Zhu Qiyao, Schlick Tamar
Courant Institute of Mathematical Sciences, New York University, New York, New York 10012, United States.
Department of Chemistry, New York University, New York, New York 10003, United States.
J Phys Chem B. 2021 Feb 4;125(4):1144-1155. doi: 10.1021/acs.jpcb.0c10685. Epub 2021 Jan 20.
Novel RNA motif design is of great practical importance for technology and medicine. Increasingly, computational design plays an important role in such efforts. Our coarse-grained RAG (RNA-As-Graphs) framework offers strategies for enumerating the universe of RNA 2D folds, selecting "" candidates for design, and determining sequences that fold onto these candidates. In RAG, RNA secondary structures are represented as tree or dual graphs. Graphs with known RNA structures are called "existing", and the others are labeled "hypothetical". By using simplified features for RNA graphs, we have clustered the hypothetical graphs into "RNA-like" and "non-RNA-like" groups and proposed RNA-like graphs as candidates for design. Here, we propose a new way of designing graph features by using Fiedler vectors. The new features reflect graph shapes better, and they lead to a more clustered organization of existing graphs. We show significant increases in K-means clustering accuracy by using the new features (e.g., up to 95% and 98% accuracy for tree and dual graphs, respectively). In addition, we propose a scoring model for top graph candidate selection. This scoring model allows users to set a threshold for candidates, and it incorporates weighing of existing graphs based on their corresponding number of known RNAs. We include a list of top scored RNA-like candidates, which we hope will stimulate future novel RNA design.

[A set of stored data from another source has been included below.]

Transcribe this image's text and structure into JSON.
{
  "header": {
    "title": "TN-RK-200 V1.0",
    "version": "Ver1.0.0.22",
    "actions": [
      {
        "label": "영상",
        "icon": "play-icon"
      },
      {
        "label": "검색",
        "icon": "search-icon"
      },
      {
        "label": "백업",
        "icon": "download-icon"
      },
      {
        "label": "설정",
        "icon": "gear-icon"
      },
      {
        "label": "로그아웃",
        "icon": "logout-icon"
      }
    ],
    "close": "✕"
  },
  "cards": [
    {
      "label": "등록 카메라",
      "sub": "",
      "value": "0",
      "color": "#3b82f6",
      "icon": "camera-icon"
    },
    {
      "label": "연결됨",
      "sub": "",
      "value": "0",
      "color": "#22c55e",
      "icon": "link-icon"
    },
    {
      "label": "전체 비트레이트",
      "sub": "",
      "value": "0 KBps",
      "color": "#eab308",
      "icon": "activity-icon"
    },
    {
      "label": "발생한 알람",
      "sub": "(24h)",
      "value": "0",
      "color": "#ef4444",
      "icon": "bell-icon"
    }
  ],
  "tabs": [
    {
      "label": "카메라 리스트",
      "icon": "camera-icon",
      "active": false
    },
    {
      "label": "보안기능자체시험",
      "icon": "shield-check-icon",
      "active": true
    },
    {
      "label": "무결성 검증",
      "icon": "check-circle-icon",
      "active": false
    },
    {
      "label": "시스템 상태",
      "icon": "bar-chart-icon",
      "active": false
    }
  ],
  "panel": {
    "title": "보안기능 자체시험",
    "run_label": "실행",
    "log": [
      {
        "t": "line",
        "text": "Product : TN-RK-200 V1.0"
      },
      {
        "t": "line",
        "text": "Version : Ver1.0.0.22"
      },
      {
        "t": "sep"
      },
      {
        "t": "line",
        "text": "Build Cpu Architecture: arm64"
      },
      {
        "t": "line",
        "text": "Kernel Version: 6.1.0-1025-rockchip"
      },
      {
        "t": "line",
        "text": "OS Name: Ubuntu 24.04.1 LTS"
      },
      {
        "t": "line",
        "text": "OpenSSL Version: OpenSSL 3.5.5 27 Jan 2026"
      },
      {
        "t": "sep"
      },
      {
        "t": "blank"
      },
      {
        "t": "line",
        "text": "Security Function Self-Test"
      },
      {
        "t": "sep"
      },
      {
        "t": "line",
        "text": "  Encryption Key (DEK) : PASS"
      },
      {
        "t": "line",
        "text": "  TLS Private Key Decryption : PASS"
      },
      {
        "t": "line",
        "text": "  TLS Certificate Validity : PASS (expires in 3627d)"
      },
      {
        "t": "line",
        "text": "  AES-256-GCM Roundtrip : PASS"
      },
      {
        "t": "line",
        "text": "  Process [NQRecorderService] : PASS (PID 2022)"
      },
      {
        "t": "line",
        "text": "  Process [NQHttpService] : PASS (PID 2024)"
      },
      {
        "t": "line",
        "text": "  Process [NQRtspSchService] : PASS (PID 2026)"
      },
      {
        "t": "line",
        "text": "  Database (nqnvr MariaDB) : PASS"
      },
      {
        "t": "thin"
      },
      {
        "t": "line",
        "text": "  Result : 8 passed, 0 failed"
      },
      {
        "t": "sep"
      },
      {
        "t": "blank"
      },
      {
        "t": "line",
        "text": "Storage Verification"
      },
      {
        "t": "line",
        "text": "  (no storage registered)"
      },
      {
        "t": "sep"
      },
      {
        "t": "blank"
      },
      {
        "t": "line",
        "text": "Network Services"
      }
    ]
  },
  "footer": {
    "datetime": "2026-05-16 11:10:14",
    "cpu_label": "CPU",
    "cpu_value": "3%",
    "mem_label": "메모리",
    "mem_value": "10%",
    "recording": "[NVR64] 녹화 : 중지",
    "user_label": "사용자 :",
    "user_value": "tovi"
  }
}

新型RNA基序设计对技术和医学具有重大的实际意义。计算设计在这些工作中发挥着越来越重要的作用。我们的粗粒度RAG(RNA-As-Graphs)框架提供了用于枚举RNA二维折叠的全集、选择设计候选对象以及确定折叠到这些候选对象上的序列的策略。在RAG中,RNA二级结构被表示为树状图或对偶图。具有已知RNA结构的图被称为“现有图”,其他的则被标记为“假设图”。通过使用RNA图的简化特征,我们将假设图聚类为“类RNA”和“非类RNA”组,并提出类RNA图作为设计候选对象。在这里,我们提出了一种使用菲德勒向量设计图特征的新方法。新特征能更好地反映图的形状,并且它们导致现有图的聚类组织更加合理。我们展示了使用新特征后K均值聚类准确率的显著提高(例如,树状图和对偶图的准确率分别高达95%和98%)。此外,我们提出了一种用于顶级图候选对象选择的评分模型。该评分模型允许用户为候选对象设置阈值,并且它基于现有图对应的已知RNA数量对其进行加权。我们列出了得分最高的类RNA候选对象列表,希望这将激发未来新型RNA的设计。